The restructured arrangement, disclosed by a source familiar with the negotiations and reported by Reuters, seeks to resolve decades of overlapping litigation and regulatory uncertainty that have stalled investment and exploration activity on the block.
Breaking Down the OPL 245 Reconfiguration
OPL 245, located in Nigeria’s deep offshore sector, has been at the centre of protracted legal disputes and controversy since the late 1990s. The block was initially awarded in 1998 to Malabu Oil and Gas Ltd., a company tied to a former Nigerian petroleum minister, and later transferred to Eni and Shell under a $1.3 billion arrangement that sparked corruption allegations and international investigations.
Despite substantial estimated reserves and significant commercial potential, the field remained undeveloped for nearly 30 years due to competing claims, legal actions in multiple jurisdictions and political uncertainty.
Under the newly agreed structure, the Federal Government will divide OPL 245 into four separate operational assets. Each segment is slated for development under a framework that includes Eni and Shell as principal operators. While final contracts are expected to be concluded imminently, the arrangement signals a strategic shift towards commercialisation and development after years of legal impasse.
Context: Legal and Commercial Impasse
OPL 245’s protracted history of disputes stems from conflicting allocations, deeply contested contractual legitimacy and high-profile court cases. International and domestic litigation enveloped the block for years, with allegations of misappropriating funds and procedural irregularities during the initial 2011 settlement involving Shell, Eni and the Nigerian government.
Italian prosecutors pursued charges against corporate executives and Nigerian officials, although key defendants including senior energy executives were acquitted amid denials of wrongdoing.

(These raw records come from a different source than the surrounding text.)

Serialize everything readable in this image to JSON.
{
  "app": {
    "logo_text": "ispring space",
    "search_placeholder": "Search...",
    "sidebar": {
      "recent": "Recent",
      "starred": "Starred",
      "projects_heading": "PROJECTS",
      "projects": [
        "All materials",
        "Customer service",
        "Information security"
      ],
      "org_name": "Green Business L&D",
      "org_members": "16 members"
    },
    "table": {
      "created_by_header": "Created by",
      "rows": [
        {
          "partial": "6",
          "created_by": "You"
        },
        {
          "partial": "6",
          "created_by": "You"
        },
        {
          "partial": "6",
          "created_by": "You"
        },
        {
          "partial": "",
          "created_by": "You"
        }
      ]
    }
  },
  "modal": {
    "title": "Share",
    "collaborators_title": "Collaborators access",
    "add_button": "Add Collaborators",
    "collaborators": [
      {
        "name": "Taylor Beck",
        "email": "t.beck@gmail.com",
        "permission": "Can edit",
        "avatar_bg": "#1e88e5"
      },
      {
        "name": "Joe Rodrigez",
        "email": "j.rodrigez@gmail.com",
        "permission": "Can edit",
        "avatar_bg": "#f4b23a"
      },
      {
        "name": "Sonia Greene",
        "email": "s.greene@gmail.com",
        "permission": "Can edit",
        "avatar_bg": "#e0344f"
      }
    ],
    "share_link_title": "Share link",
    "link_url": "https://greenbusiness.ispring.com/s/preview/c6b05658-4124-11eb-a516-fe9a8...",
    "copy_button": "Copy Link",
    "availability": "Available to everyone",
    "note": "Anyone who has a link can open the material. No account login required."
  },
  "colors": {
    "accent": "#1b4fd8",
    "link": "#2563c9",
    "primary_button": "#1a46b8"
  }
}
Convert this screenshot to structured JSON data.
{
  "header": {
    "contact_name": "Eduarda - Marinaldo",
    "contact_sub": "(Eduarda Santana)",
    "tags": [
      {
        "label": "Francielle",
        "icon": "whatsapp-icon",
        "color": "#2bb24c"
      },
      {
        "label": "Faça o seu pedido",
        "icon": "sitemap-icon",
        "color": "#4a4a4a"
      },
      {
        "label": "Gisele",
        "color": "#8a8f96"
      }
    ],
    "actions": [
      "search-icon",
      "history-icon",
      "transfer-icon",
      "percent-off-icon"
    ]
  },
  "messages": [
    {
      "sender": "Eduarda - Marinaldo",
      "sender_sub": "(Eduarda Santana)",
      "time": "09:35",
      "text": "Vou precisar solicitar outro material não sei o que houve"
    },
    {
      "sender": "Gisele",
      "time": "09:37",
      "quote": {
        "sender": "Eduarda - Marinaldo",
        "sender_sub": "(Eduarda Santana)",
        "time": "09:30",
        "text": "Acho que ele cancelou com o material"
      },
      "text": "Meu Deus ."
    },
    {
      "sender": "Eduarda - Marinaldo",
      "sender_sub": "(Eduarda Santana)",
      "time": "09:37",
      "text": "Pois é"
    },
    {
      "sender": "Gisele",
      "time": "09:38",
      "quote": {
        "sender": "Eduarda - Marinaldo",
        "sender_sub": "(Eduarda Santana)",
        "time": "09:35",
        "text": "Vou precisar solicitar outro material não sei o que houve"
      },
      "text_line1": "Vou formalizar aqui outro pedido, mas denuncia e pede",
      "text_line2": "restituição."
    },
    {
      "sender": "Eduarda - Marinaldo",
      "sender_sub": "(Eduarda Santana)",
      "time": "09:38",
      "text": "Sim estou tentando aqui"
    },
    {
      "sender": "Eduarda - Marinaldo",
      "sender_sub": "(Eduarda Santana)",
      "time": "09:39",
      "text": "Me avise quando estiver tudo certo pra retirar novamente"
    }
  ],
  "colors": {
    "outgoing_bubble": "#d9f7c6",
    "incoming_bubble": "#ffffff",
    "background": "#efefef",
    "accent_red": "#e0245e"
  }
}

These legal constraints hindered investment planning, and as a result no commercial production ever commenced on the licence despite its significant deepwater potential.
Strategic Implications for Nigeria’s Energy Sector
By reconfiguring the block into smaller, individually manageable assets and moving towards formal development contracts with Eni and Shell, Nigeria aims to translate latent hydrocarbons into productive output. Analysts expect the restructuring to attract renewed capital inflows, facilitate technology deployment and enhance fiscal revenues.
For policymakers and industry investors, operationalising OPL 245 represents both a commercial opportunity and a governance test for streamlined project execution in a historically complex regulatory environment. The ultimate success of the new arrangement will depend on transparent contract implementation and effective dispute-resolution frameworks.
A Pivotal Turn for a Controversial Asset
The division of OPL 245 into four assets marks a significant departure from the prolonged legal stalemate that has shadowed Nigeria’s most talked-about offshore oilfield. With final contracts anticipated shortly, this development could transform a long-idle resource into a productive contributor to Nigeria’s energy output and fiscal base.